The primary object it would seem of chapter 37, p. 44, of the Laws of 1878, was to select a stated number of physicians to aid the coroners of the county in the performance of their duties, and to render obsolete the custom that had theretofore prevailed of permitting the coroners to choose such physicians as they might desire to perform such work, and whose services then would become a county charge, and who would be able to recover from the county the value of the same. By section 5 of said act, the physicians were designated to attend post mortem examinations only when held by any of the coroners of said county, and whenever required by them so to do, and the board of supervisors were directed to fix the compensation of said physicians
The coroner is a public officer. He is a county officer. He is elected to discharge certain public duties. In the performance of those duties it becomes necessary for him to have the aid of a physician in order to ascertain the cause of death then being investigated by him. The physician has no public duty to perform. Whether there shall be examinations or not rests entirely with the coroner. Which of the physicians he may call is for him also to determine. It is the duty of the coroner to inquire into causes giving rise to sudden or suspicious or violent deaths of persons. In the discharge of such duty, it is oftentimes necessary that the coroner shall have the aid of a physician whose training and professional qualifications enable him to give an opinion as to the cause of death. This peculiar skill or knowledge is the professional service which the physician renders to the coroner, and makes it possible for the latter to properly perform the functions of his office.

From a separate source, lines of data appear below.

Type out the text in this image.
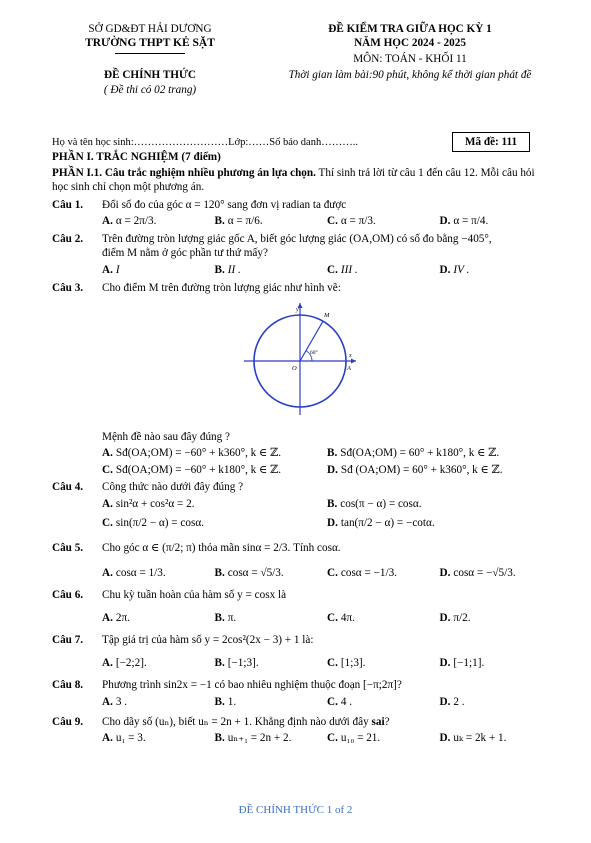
SỞ GD&ĐT HẢI DƯƠNG
TRƯỜNG THPT KẺ SẶT
ĐỀ CHÍNH THỨC
( Đề thi có 02 trang)
ĐỀ KIỂM TRA GIỮA HỌC KỲ 1
NĂM HỌC 2024 - 2025
MÔN: TOÁN - KHỐI 11
Thời gian làm bài:90 phút, không kể thời gian phát đề
Họ và tên học sinh:………………………Lớp:……Số báo danh………..	Mã đề: 111
PHẦN I. TRẮC NGHIỆM (7 điểm)
PHẦN I.1. Câu trắc nghiệm nhiều phương án lựa chọn. Thí sinh trả lời từ câu 1 đến câu 12. Mỗi câu hỏi học sinh chỉ chọn một phương án.
Câu 1. Đổi số đo của góc α = 120° sang đơn vị radian ta được
A. α = 2π/3.	B. α = π/6.	C. α = π/3.	D. α = π/4.
Câu 2. Trên đường tròn lượng giác gốc A, biết góc lượng giác (OA,OM) có số đo bằng −405°,
điểm M nằm ở góc phần tư thứ mấy?
A. I	B. II .	C. III .	D. IV .
Câu 3. Cho điểm M trên đường tròn lượng giác như hình vẽ:
y
x
O	A
M
60°
Mệnh đề nào sau đây đúng ?
A. Sđ(OA;OM) = −60° + k360°, k ∈ ℤ.	B. Sđ(OA;OM) = 60° + k180°, k ∈ ℤ.
C. Sđ(OA;OM) = −60° + k180°, k ∈ ℤ.	D. Sđ (OA;OM) = 60° + k360°, k ∈ ℤ.
Câu 4. Công thức nào dưới đây đúng ?
A. sin²α + cos²α = 2.	B. cos(π − α) = cosα.
C. sin(π/2 − α) = cosα.	D. tan(π/2 − α) = −cotα.
Câu 5. Cho góc α ∈ (π/2; π) thỏa mãn sinα = 2/3. Tính cosα.
A. cosα = 1/3.	B. cosα = √5/3.	C. cosα = −1/3.	D. cosα = −√5/3.
Câu 6. Chu kỳ tuần hoàn của hàm số y = cosx là
A. 2π.	B. π.	C. 4π.	D. π/2.
Câu 7. Tập giá trị của hàm số y = 2cos²(2x − 3) + 1 là:
A. [−2;2].	B. [−1;3].	C. [1;3].	D. [−1;1].
Câu 8. Phương trình sin2x = −1 có bao nhiêu nghiệm thuộc đoạn [−π;2π]?
A. 3 .	B. 1.	C. 4 .	D. 2 .
Câu 9. Cho dãy số (uₙ), biết uₙ = 2n + 1. Khẳng định nào dưới đây sai?
A. u₁ = 3.	B. uₙ₊₁ = 2n + 2.	C. u₁₀ = 21.	D. uₖ = 2k + 1.
ĐỀ CHÍNH THỨC 1 of 2
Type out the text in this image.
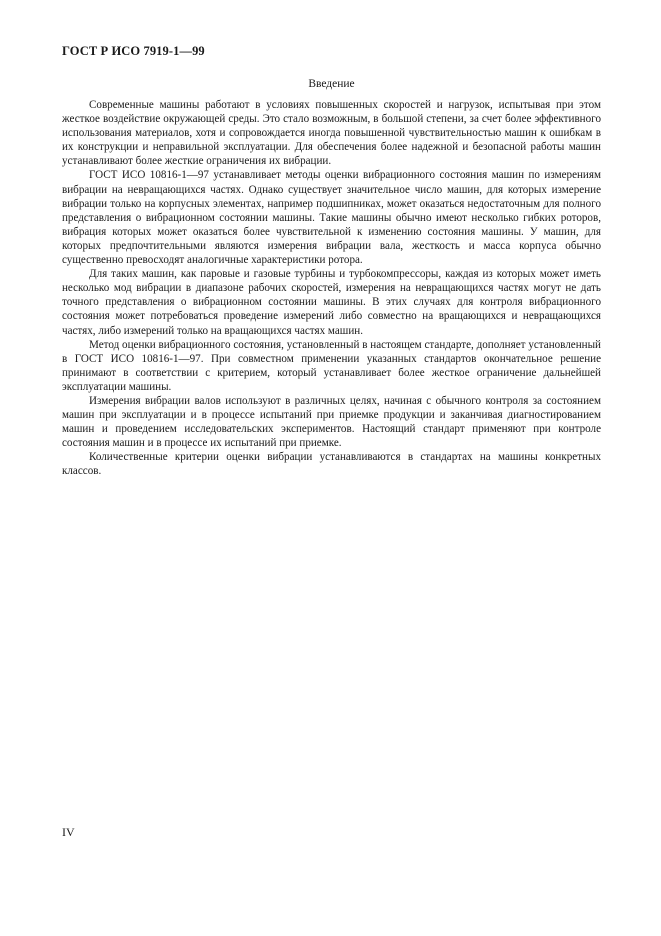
ГОСТ Р ИСО 7919-1—99
Введение

Современные машины работают в условиях повышенных скоростей и нагрузок, испытывая при этом жесткое воздействие окружающей среды. Это стало возможным, в большой степени, за счет более эффективного использования материалов, хотя и сопровождается иногда повышенной чувствительностью машин к ошибкам в их конструкции и неправильной эксплуатации. Для обеспечения более надежной и безопасной работы машин устанавливают более жесткие ограничения их вибрации.

ГОСТ ИСО 10816-1—97 устанавливает методы оценки вибрационного состояния машин по измерениям вибрации на невращающихся частях. Однако существует значительное число машин, для которых измерение вибрации только на корпусных элементах, например подшипниках, может оказаться недостаточным для полного представления о вибрационном состоянии машины. Такие машины обычно имеют несколько гибких роторов, вибрация которых может оказаться более чувствительной к изменению состояния машины. У машин, для которых предпочтительными являются измерения вибрации вала, жесткость и масса корпуса обычно существенно превосходят аналогичные характеристики ротора.

Для таких машин, как паровые и газовые турбины и турбокомпрессоры, каждая из которых может иметь несколько мод вибрации в диапазоне рабочих скоростей, измерения на невращающихся частях могут не дать точного представления о вибрационном состоянии машины. В этих случаях для контроля вибрационного состояния может потребоваться проведение измерений либо совместно на вращающихся и невращающихся частях, либо измерений только на вращающихся частях машин.

Метод оценки вибрационного состояния, установленный в настоящем стандарте, дополняет установленный в ГОСТ ИСО 10816-1—97. При совместном применении указанных стандартов окончательное решение принимают в соответствии с критерием, который устанавливает более жесткое ограничение дальнейшей эксплуатации машины.

Измерения вибрации валов используют в различных целях, начиная с обычного контроля за состоянием машин при эксплуатации и в процессе испытаний при приемке продукции и заканчивая диагностированием машин и проведением исследовательских экспериментов. Настоящий стандарт применяют при контроле состояния машин и в процессе их испытаний при приемке.

Количественные критерии оценки вибрации устанавливаются в стандартах на машины конкретных классов.

IV
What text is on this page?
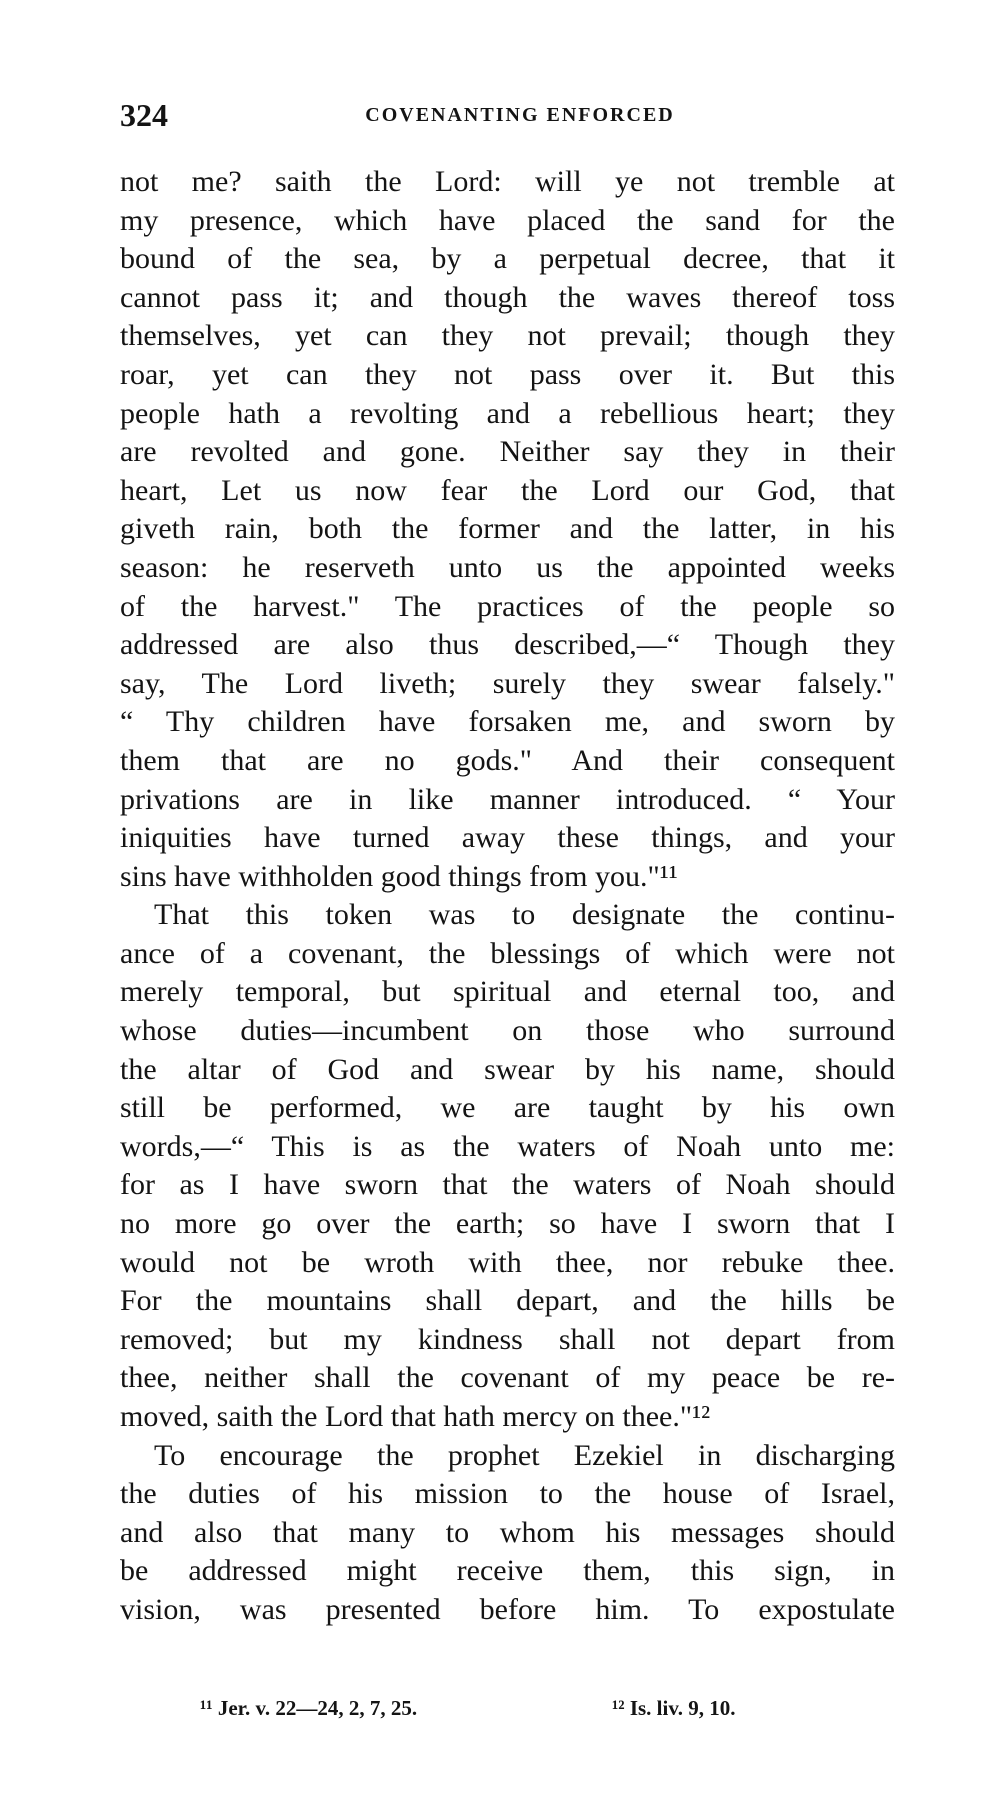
324	COVENANTING ENFORCED

not me? saith the Lord: will ye not tremble at
my presence, which have placed the sand for the
bound of the sea, by a perpetual decree, that it
cannot pass it; and though the waves thereof toss
themselves, yet can they not prevail; though they
roar, yet can they not pass over it. But this
people hath a revolting and a rebellious heart; they
are revolted and gone. Neither say they in their
heart, Let us now fear the Lord our God, that
giveth rain, both the former and the latter, in his
season: he reserveth unto us the appointed weeks
of the harvest." The practices of the people so
addressed are also thus described,—“ Though they
say, The Lord liveth; surely they swear falsely."
“ Thy children have forsaken me, and sworn by
them that are no gods." And their consequent
privations are in like manner introduced. “ Your
iniquities have turned away these things, and your
sins have withholden good things from you."¹¹

That this token was to designate the continu-
ance of a covenant, the blessings of which were not
merely temporal, but spiritual and eternal too, and
whose duties—incumbent on those who surround
the altar of God and swear by his name, should
still be performed, we are taught by his own
words,—“ This is as the waters of Noah unto me:
for as I have sworn that the waters of Noah should
no more go over the earth; so have I sworn that I
would not be wroth with thee, nor rebuke thee.
For the mountains shall depart, and the hills be
removed; but my kindness shall not depart from
thee, neither shall the covenant of my peace be re-
moved, saith the Lord that hath mercy on thee."¹²

To encourage the prophet Ezekiel in discharging
the duties of his mission to the house of Israel,
and also that many to whom his messages should
be addressed might receive them, this sign, in
vision, was presented before him. To expostulate

¹¹ Jer. v. 22—24, 2, 7, 25.	¹² Is. liv. 9, 10.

Now, in the case at bar, the person appointed is a physician. He acts only when the coroner requests his services in a post mortem examination. His duties are not continuing and permanent. They are occasional and intermittent. He may not attend at or make any examination in a year, or he may make a number of examinations. He is required to keep no place of business for the public use. He gives no bond, and takes no oath of office. He is but an agent or servant of the coroners of the county, appointed by the board of supervisors to procure information needed to aid in the performance of the official duties of the coroners when requested so to act by them or any of them. “A public officer is one who is appointed to discharge a public duty and receives a compensation for the same.” Connor v. City of New York, 2 Sandf. 355. A physician appointed to aid the coroner owes no duty to the public, and performs no service to the public. The duties he performs are transient and occasional, and dependent upon whether the coroner requires and requests his aid in a given case, and even then he may refuse to act, and the only penalty incurred is that whatever sum may be paid to a physician employed in his stead shall be deducted from the amount of compensation he would otherwise be entitled to receive. The designation of the relator by the board of supervisors, under section 5 of the act above referred to, to attend post mortem examinations, did not create a public office, and his designation to perform such work did not make him a public officer. The work performed by him under this designation or appointment was in the nature of an employment. Consequently, his employment ceased upon the 31st day of December, 1906.
Even though the employment of the relator did not terminate on the 31st day of December, 1906, the provisions of section 6 of the act above referred to would prevent the granting of the relief sought
For the reasons above given, the motion of the relator must be denied, but without costs.
Let an order be entered accordingly.